Keith: I didnt realize that PA was initially mostly evergreen, thankyou for that. Ever heard of Sagertown? On Route 965 out of Polk, Pa there is a Sagertown Road which is a reference to a town that has been gone since the 1920s. My grandfather used to deliver groceries there as a very young man (he was born in 1904). Nothing left but a few foundations and is a locally favorite area now for deer hunting.
Lloyd are you perhaps thinking of Slatertown? There is a small town named Saegertown (slightly different spelling) about 25 miles NNW of Polk, over in Crawford County, but it is still alive and well.
I've hunted a number of spots around Polk and Rt. 965 over the years, and I am very familiar with Slatertown Road, which is a dirt road that comes out to Rt. 965 a little west of Polk. I'm also pretty sure there was once a small village by that name along its' route that is totally gone. The last time I was there, I had been grouse hunting off Dog Hollow Rd. near Bullion, and wanted to check a potential muzzleloading deer hunting spot near Raymilton to see if the area I'd hunted a couple years before had been posted. It was already past noon and I wanted to get in some more grouse hunting, so I took a shortcut on Slatertown Rd. through the middle of State Game Lands 39. The weather had turned to sleet and freezing rain, and I was a bit hesitant as I hit the steepest part of the hill going down into the bottoms to cross South Sandy Creek. The dirt road looked like wet glass, and I almost got stopped, then slowly slid off the side of the icy road into a shallow ditch. I had a grand old time until nearly 5:00 PM pulling my truck back onto the road with a couple come-a-longs and chains wrapped around trees. I fell on the ice several times, and at one point slid on my ass about 40-50 feet downhill when I was putting tire chains on my back tires, because obviously the studded tires were not going to be enough. Over the years, I've learned that it is always best to put on tire chains before you get stuck... not after. By the time I got to where I had a bit of traction, it was almost dark. I abandoned the idea of going all the way across over toward Rt. 965, and instead headed back toward I-80 at Barkeyville, hoping the salt trucks were out.
SGL 39 near Slatertown Rd. is also the area where my cousin was shot dead while turkey hunting when I was in college. Not a good memory there, and devastating to my uncle who was hunting with him that day.
There are remains of several of those old stone blast furnaces very near this area. Victory Furnace is a few miles northeast of the other end of Slatertown Rd. where it meets old Rt. 8. There is another in pretty bad condition at Raymilton, and another a few miles east along Bullion Run.

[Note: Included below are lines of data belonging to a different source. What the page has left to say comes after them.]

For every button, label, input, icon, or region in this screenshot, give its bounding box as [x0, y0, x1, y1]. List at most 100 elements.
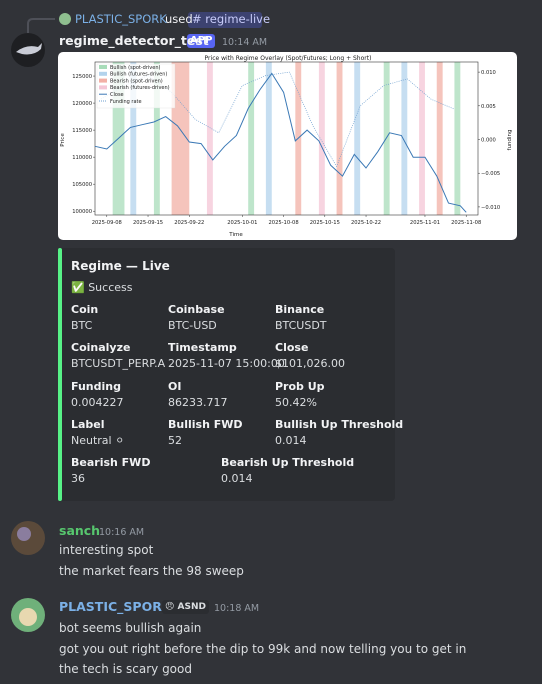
header-used: used — [165, 12, 193, 26]
field-name: Coinbase — [168, 303, 225, 316]
chart-title: Price with Regime Overlay (Spot/Futures;… — [205, 55, 372, 62]
regime-span — [153, 62, 160, 215]
x-tick-label: 2025-10-15 — [310, 220, 340, 226]
regime-span — [248, 62, 255, 215]
y2-axis-label: funding — [507, 130, 513, 151]
x-tick-label: 2025-09-08 — [92, 220, 122, 226]
command-link[interactable]: # regime-live — [192, 12, 271, 26]
y-axis-label: Price — [60, 133, 66, 147]
legend-swatch — [99, 65, 107, 69]
message-text: the tech is scary good — [59, 662, 192, 676]
regime-span — [436, 62, 443, 215]
field-value: BTCUSDT — [275, 319, 327, 332]
y-tick-label: 100000 — [72, 209, 92, 215]
header-user[interactable]: PLASTIC_SPORK — [75, 12, 167, 26]
field-name: Coinalyze — [71, 341, 131, 355]
regime-span — [454, 62, 461, 215]
x-tick-label: 2025-11-01 — [410, 220, 440, 226]
legend-label: Close — [110, 92, 124, 98]
regime-span — [130, 62, 137, 215]
regime-span — [206, 62, 213, 215]
legend-label: Bearish (spot-driven) — [110, 78, 163, 84]
shark-icon — [16, 43, 42, 55]
field-value: 2025-11-07 15:00:00 — [168, 357, 285, 371]
y2-tick-label: 0.000 — [481, 138, 496, 144]
embed-box — [58, 248, 395, 501]
x-tick-label: 2025-10-08 — [268, 220, 298, 226]
msg-time: 10:16 AM — [99, 527, 145, 538]
field-name: Prob Up — [275, 379, 325, 393]
app-tag: APP — [190, 35, 213, 46]
regime-span — [419, 62, 425, 215]
bot-name[interactable]: regime_detector_test — [59, 33, 209, 48]
legend-label: Bullish (spot-driven) — [110, 65, 161, 71]
legend-swatch — [99, 78, 107, 83]
field-value: 0.014 — [275, 433, 307, 447]
regime-span — [336, 62, 343, 215]
field-name: Coin — [71, 303, 99, 316]
y-tick-label: 110000 — [72, 155, 92, 161]
app-tag-bg — [187, 34, 215, 48]
message-text: interesting spot — [59, 543, 154, 557]
badge: 😠 ASND — [162, 600, 209, 614]
field-value: 0.004227 — [71, 395, 124, 409]
regime-span — [401, 62, 408, 215]
mini-avatar — [59, 13, 71, 25]
field-name: OI — [168, 379, 182, 393]
msg-time: 10:18 AM — [214, 603, 260, 614]
field-name: Funding — [71, 379, 121, 393]
author[interactable]: sanch — [59, 523, 101, 538]
field-name: Bearish Up Threshold — [221, 456, 355, 469]
x-axis-label: Time — [228, 232, 243, 238]
x-tick-label: 2025-09-15 — [133, 220, 163, 226]
regime-span — [318, 62, 325, 215]
field-value: BTCUSDT_PERP.A — [71, 357, 166, 371]
y-tick-label: 125000 — [72, 74, 92, 80]
field-value: $101,026.00 — [275, 357, 345, 371]
legend-label: Bearish (futures-driven) — [110, 85, 170, 91]
field-name: Bearish FWD — [71, 456, 151, 469]
regime-span — [171, 62, 190, 215]
reply-line — [27, 18, 55, 34]
field-value: 50.42% — [275, 395, 317, 409]
field-value: BTC-USD — [168, 319, 217, 332]
legend-swatch — [99, 71, 107, 76]
chart-image[interactable]: Price with Regime Overlay (Spot/Futures;… — [58, 52, 518, 241]
regime-span — [383, 62, 390, 215]
y-tick-label: 115000 — [72, 128, 92, 134]
embed-title: Regime — Live — [71, 259, 170, 273]
x-tick-label: 2025-10-01 — [227, 220, 257, 226]
message-text: the market fears the 98 sweep — [59, 564, 244, 578]
y2-tick-label: 0.005 — [481, 104, 496, 110]
y2-tick-label: −0.005 — [481, 171, 500, 177]
plot-frame — [94, 61, 479, 216]
price-line — [94, 72, 467, 213]
field-value: 36 — [71, 472, 85, 485]
field-value: 0.014 — [221, 472, 253, 485]
embed-accent — [58, 248, 62, 501]
command-pill — [188, 12, 262, 28]
field-name: Timestamp — [168, 341, 237, 355]
field-name: Bullish FWD — [168, 417, 243, 431]
avatar-detail — [17, 527, 31, 541]
y-tick-label: 120000 — [72, 101, 92, 107]
avatar-detail — [19, 608, 37, 626]
author[interactable]: PLASTIC_SPORK — [59, 599, 172, 614]
field-name: Bullish Up Threshold — [275, 417, 404, 431]
field-value: BTC — [71, 319, 93, 332]
embed-status: ✅ Success — [71, 281, 133, 294]
legend-label: Funding rate — [110, 99, 142, 105]
y2-tick-label: −0.010 — [481, 205, 500, 211]
field-value: Neutral ⚪ — [71, 433, 125, 447]
field-name: Label — [71, 417, 105, 431]
x-tick-label: 2025-09-22 — [174, 220, 204, 226]
field-value: 52 — [168, 433, 182, 447]
x-tick-label: 2025-11-08 — [451, 220, 481, 226]
regime-span — [354, 62, 361, 215]
legend-label: Bullish (futures-driven) — [110, 72, 167, 78]
bot-time: 10:14 AM — [222, 37, 268, 48]
y-tick-label: 105000 — [72, 182, 92, 188]
message-text: bot seems bullish again — [59, 621, 202, 635]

I killed my first buck with a flintlock rifle sitting about 30 feet high up on top of Webster Furnace (built in 1838 on Bear Run) near East Sandy Creek between Van and Rockland. I didn't even know what it was when I found this big snow covered cut stone structure in the darkness at around 5:30 AM on the first day of buck season, and foolishly decided it would be a great idea to climb it, and use it as a deer stand. Back then, I'd climb about anything to get a better vantage point. Now I'm a bit more aware of my mortality. Two hours later, two bucks and several does on a mid-morning feed came into range, and I set the trigger, squeezed, and had a flash in the pan. That got their attention, but they nervously stared at me and stamped the ground while I poked my pick into the vent, re-primed, and fired again. This time I took the 8 point with a heart shot. A guy I knew had later told me my stand was an old brick making furnace. It was only about 8 or 9 years ago that I revisited it and researched what it really was used for. That whetted my interest, and led me to find more of them while also leading me to hunt in new areas. I love hunting new and unfamiliar areas, even though it is harder to be successful than patterning the game with trail cameras, etc. I never imagined that my hunting would also become a living breathing history lesson, but a lot of our past is out in them thar' woods.